Legg Mason sees profit increase despite stock funds outflows
Legg Mason Inc., which continues to struggle with money flowing out of its stock funds, reported Friday it earned $86.3 million in the second quarter ended Sept. 30, a 6.8 percent increase over a year ago.
On a per-share basis, the Baltimorebased money manager earned 70 cents in the quarter, compared with 60 cents the year before. That was well above analysts’ expectations of 62 cents per share, said Christopher Harris, a senior analyst with Wells Fargo Securities, in a research note.
Legg’s shares rose $1.04 to close at $37.91 per share for the day.
“It was somewhat of a mixed bag, but certainly tilted more positively” said Macrae Sykes, an analyst with Gabelli & Co. in Rye, N.Y.
The disappointing news was the $4 billion that investors pulled out of Legg’s stock funds in the past three months, Sykes said. But Legg showed positive signs of managing its expenses, he added.
Total operating revenue reached $669.9 million for the quarter, up 5 percent from the year before.
Legg has struggled for years to stem the outflow of money out from its funds, a factor that contributed to the resignation a year ago of CEO and chairman Mark Fetting.

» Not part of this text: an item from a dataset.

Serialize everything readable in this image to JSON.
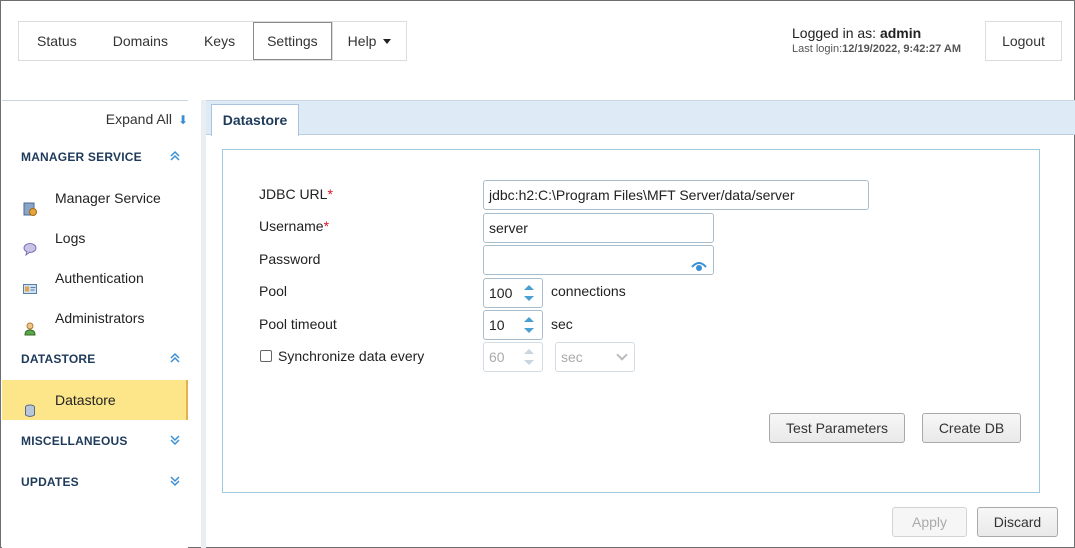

As of September, assets under management totaled $656 billion, up from $644.5 billion in June. Much of that increase reflected $14.2 billion in market gains. Despite investors pulling money out of stock funds, net inflows reached $300 million in bond funds and $2.3 billion in money market funds in the past three months.
“I don’t think we were alone with the outflow picture,” said CEO Joseph A. Sullivan, who replaced Fetting on an interim basis last fall before being named permanently earlier this year. “It was a challenging quarter for a lot of firms.”
In the past year, Sullivan said, Legg has focused on big steps it can take to reduce costs, such as consolidating space. Legg will continue to look for ways to operate efficiently, but the next fiscal year, starting in April, will emphasize growth, he said.